Do sports and statistics constitute a ‘dream team’?
Many argue it’s the reason the curse was finally reversed. A few say it has revolutionized the game. “Sabermetrics” — the statistical analysis of baseball data — pervades sports conversation today. But how many people are aware that analytical statistics can make powerful contributions to other sports, like say, pingpong? Well, for a start there are the more than 100 statisticians and sports enthusiasts — in this case, often one and the same — who came together at the Harvard University Science Center Sept. 29 for the first “New England Symposium on Statistics in Sports” (NESSIS).
As Mark Glickman, a visiting associate professor of statistics at Harvard and co-founder of the event, pointed out in his welcoming speech, the timing for the symposium could not have been better. Talk of a winning season for the Celtics pervades local sports shows. The Patriots stand undefeated three Sundays (and one Monday) into their schedule. And Red Sox fans are celebrating their newly clinched AL East title.
Still, there was plenty to talk about besides Boston’s teams: Are NFL coaches acting rationally when choosing an equal number of passing and running plays? Is there evidence for racial discrimination among NBA referees? What is the fairest ranking system for college football and hockey? How can we best quantify fielding ability in baseball? Like more traditional fields of academic research, the answers to these questions posed at NESSIS will continually evolve.
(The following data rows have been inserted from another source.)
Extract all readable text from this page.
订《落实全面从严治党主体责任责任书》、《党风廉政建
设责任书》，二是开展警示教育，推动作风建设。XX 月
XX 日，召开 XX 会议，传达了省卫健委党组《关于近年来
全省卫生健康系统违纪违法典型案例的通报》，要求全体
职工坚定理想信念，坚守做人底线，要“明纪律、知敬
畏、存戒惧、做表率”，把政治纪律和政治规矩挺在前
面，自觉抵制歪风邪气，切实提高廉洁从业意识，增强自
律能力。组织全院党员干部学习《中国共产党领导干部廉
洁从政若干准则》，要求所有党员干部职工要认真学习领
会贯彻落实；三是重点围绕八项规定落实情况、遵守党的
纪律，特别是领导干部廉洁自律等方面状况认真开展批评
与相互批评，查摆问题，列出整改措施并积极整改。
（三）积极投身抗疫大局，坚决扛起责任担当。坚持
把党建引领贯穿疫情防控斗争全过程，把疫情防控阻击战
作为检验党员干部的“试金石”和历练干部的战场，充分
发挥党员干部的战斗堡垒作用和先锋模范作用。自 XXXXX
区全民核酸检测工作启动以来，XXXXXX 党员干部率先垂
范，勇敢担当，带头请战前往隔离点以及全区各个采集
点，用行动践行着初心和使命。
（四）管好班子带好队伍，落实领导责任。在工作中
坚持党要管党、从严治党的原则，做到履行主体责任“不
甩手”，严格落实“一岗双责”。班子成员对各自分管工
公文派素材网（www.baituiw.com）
Ben Alamar, editor of the Journal of Quantitative Analysis in Sports (JQAS), has helped this growing field become more visible in the research community. “Sports statistics are quickly becoming less of a hobby and more of a research line,” he said. Alamar founded the journal in 2004 after realizing that despite widespread interest, academics did not have a place to publish their quantitative work on sports. Nor did sports teams have access to the tools he and his peers had been devising.
Scott Evans, NESSIS co-founder and researcher at the Harvard School of Public Health, recognized the same possibilities and challenges. “In recent years, there has been an increasing awareness of the value of statistics to evaluate players and game strategies, and to address other interesting sports-related questions,” he said. “However, academics were often isolated and unsupported in developing methods for sports applications, and sports organizations had limited access to statistical expertise.” JQAS and NESSIS share the same mission: to bring researchers and practitioners from sports organizations together with academic statisticians.
Because baseball is an inherently “discrete” game, a Ph.D. in statistics was not necessary for an early sabermetrician’s success. However, today, models of player evaluation and game strategy are becoming more complicated than simple ratios of hits-to-misses or balls-to-strikes. And other sports pose their own challenges. Basketball, for instance, is a more “continuous” game and, with the exception of counting points and rebounds per game, is more difficult to quantify. Valuable “picks,” “help defense,” or “spreading the court,” do not yet have a home in the box scores or highlight reels. Collaboration between academia and team management could prove especially valuable in beginning to analyze these more elusive data.
The “Harvard Sports Statistics Collaborative,” an undergraduate student group led by senior Rohit Acharya, proved to symposium attendees that even students can make important contributions to this emerging field. With the help of their prominent sports-obsessed statistics professor, Carl Morris, Acharya and Haibo Lu ’08 calculated park factors (PF) for the 30 major league ballparks. A park factor measures the extent to which a given ballpark is a batter’s or a pitcher’s park. So, accurate park factor assessments lead in turn to more accurate assessments of batter and pitcher performance. The new student-calculated set is arguably an improvement over prior PFs.
From systematically assessing a golf swing to improving predictions in horse and motorcycle racing, symposium participants showed how individual sports maintain their own numerical challenges and possibilities. A. James O’Malley, an associate professor of health care policy (statistics) in the Department of Health Care Policy at Harvard Medical School, described how his tennis formula might be used to improve the probability of beating a particular opponent. Using basic probability, he illustrated that a better tennis player should play a five-set match rather than three in order to optimize his chances of winning. O’Malley also created a table of situational odds that could improve media coverage of tennis in much the same way that sabermetricians have brightened baseball color commentary.
One popular individual sport, however, missed landing on the table for discussion at NESSIS: table tennis. The game was highlighted, though, in a recent issue of JQAS. So, the odds are reasonably good that the next NESSIS will include new analytical tactics for the sport. Still, even after all the numbers have been crunched, sports teams — and pingpong players — will only win an average of 50 percent of their games. The most complicated and powerful new models will never change that statistic. Unless you’re a Boston fan, that is.